What on Earth am I doing?

In this day and age, why would anybody want to make music? We have never seen such an explosion in the creative arts. The democratising process brought about by incredibly cheap and powerful digital recording media (audio, video, photography etc.), awesomely powerful software and computers has made it possible for anyone and their dog to give their Muse some airtime. Now I’m not saying that’s bad. It’s not, it is fantastic, and perhaps one day it will bring about World peace, and align the planets. Well it might.
But the point is why do those of us mug enough to do it as a profession actually do it? Unless you’ve been living under an insane rock, you must know that hardly anyone actually wants to buy music these days. As I write this in early Autumn sun (you should get out from under that rock, it’s beautiful at the moment!) all sorts of IP things are happening, and apparently certain pirate site users are being targeted. Does this mean the end of pirating? No, I don’t think it does, but it might mean that there are some ways that we can attempt to earn a crust without having some divot upload our tracks to P2P sites. Incidentally a friend of mine always seems to suggest that it can’t be theft if he illegally downloads something as it as it still exists for the person he stole it from.

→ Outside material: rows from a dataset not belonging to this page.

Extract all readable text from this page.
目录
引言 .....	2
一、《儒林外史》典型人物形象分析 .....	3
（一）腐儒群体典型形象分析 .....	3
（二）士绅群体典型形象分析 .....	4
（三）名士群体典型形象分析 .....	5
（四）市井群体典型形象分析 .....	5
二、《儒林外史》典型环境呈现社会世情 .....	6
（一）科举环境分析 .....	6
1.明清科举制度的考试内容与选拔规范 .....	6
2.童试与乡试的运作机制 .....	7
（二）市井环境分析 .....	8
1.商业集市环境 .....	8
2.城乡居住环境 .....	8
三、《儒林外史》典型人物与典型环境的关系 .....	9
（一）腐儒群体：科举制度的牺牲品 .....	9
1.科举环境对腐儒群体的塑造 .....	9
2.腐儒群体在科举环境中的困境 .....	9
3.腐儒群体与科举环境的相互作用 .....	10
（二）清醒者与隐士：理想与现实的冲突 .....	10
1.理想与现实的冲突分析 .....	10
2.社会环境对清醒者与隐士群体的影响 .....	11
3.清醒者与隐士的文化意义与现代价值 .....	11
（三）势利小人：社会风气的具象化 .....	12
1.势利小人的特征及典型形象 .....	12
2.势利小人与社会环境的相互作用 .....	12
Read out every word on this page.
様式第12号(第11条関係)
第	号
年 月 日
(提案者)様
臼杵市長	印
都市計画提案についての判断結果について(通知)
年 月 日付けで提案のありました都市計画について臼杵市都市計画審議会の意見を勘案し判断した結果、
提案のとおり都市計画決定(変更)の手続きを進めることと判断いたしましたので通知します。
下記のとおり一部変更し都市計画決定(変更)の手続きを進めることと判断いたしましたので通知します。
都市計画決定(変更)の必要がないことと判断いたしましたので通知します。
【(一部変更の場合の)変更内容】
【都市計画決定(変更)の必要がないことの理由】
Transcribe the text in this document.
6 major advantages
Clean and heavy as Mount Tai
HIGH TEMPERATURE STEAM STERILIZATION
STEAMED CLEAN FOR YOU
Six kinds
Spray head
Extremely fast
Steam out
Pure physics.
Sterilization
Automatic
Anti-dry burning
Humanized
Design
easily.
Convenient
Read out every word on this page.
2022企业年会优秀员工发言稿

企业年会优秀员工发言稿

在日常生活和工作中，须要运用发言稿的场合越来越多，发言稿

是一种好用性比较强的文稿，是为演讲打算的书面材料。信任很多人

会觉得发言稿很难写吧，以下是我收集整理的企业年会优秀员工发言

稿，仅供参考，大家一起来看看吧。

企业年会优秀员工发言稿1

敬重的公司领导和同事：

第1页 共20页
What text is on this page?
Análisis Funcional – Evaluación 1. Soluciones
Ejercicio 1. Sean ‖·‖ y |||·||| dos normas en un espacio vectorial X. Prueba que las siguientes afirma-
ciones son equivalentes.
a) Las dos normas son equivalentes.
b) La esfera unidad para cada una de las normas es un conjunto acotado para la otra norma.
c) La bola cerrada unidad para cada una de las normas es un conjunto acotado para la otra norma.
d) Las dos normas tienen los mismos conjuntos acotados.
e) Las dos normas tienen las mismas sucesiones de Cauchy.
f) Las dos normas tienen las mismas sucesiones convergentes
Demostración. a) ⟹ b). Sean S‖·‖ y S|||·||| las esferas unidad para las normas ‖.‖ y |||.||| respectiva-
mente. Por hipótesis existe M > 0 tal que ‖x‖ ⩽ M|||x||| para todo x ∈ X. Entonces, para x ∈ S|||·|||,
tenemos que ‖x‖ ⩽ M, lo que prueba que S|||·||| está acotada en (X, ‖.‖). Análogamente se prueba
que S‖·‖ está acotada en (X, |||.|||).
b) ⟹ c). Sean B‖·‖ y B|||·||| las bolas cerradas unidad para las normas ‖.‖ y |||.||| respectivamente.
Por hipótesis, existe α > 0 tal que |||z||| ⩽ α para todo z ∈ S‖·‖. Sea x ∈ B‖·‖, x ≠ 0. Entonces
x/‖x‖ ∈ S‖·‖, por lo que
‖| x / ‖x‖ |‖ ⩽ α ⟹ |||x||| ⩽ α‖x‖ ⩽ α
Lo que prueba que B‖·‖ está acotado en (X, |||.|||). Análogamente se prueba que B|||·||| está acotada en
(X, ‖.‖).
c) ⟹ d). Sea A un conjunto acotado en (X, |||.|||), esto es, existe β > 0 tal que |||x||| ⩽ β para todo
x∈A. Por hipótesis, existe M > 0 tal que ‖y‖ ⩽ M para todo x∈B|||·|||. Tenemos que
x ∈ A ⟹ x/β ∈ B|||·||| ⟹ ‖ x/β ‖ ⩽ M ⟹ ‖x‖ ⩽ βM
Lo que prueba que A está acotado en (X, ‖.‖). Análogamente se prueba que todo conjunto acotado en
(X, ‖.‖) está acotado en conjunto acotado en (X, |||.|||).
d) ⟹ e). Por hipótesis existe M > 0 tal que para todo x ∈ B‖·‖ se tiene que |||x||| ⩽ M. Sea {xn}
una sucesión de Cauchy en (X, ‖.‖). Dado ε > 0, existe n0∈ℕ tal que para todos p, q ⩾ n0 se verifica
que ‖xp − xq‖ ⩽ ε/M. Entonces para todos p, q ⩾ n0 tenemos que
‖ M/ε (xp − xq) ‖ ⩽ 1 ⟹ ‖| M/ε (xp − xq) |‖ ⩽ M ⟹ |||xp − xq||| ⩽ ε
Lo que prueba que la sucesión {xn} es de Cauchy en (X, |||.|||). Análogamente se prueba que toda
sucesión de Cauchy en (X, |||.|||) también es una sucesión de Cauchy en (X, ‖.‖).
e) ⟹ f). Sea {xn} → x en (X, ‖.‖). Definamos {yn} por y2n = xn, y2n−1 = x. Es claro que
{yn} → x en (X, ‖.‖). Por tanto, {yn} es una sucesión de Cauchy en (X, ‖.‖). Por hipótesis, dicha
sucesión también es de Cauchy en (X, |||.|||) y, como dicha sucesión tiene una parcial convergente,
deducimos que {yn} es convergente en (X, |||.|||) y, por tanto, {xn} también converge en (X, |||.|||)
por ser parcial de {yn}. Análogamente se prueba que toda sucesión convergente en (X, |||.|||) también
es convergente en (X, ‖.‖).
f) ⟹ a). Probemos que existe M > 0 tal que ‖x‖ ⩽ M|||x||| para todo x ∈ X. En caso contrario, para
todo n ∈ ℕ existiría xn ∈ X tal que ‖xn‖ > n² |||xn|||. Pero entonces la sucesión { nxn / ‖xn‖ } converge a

The process of recording an album to the same quality of a commercially available release involves some cost. Of course, you can pick up some amazingly good gear for not much money – but do you have the understanding of the software to make it work properly? Can you afford the very best mics to get the right sound? Can you afford the instruments? Have you got the right sounding rooms? I’ll talk about this in another blog (lucky you), but the point is, all of the above cost money, and if the end results are stolen, how will people be able to produce the same quality in the future?

The same goes for people who download films illegally. That is crucifying the film industry, and it means that studios are not taking punts on films, because obviously people are going to nick it rather than go to see it at the cinema, or hire it on DVD (or get it through Netflix or Lovefilm or AppleTV or whatever)
The same friend suggests that he wants to make a living from his music rather than his day job, but he’s happy to have his day job fund his music…

There’s a certain amount of truth and beauty in that – he’s doing his music for the right reasons, he has some damned fine riffs that he needs to get out there.
Surely that’s where we all started with making music? We discovered that somewhere deep within us (somewhere very very deep in my case) our Muse was suggesting we put that little melody together as we walked to B&Q to get some wallpaper paste.

So where do we go next? Is there a way of making music available in streaming form, so we never actually own the content? Is that actually desirable? Is there a better way than Spotify? Is the Netflix model the way forward for music?
Or should we all just give it up and sing songs to each round the campfire?

Christian Thomas is Production Director at Space Studios. He encounters blank Pro Tools screens  too often.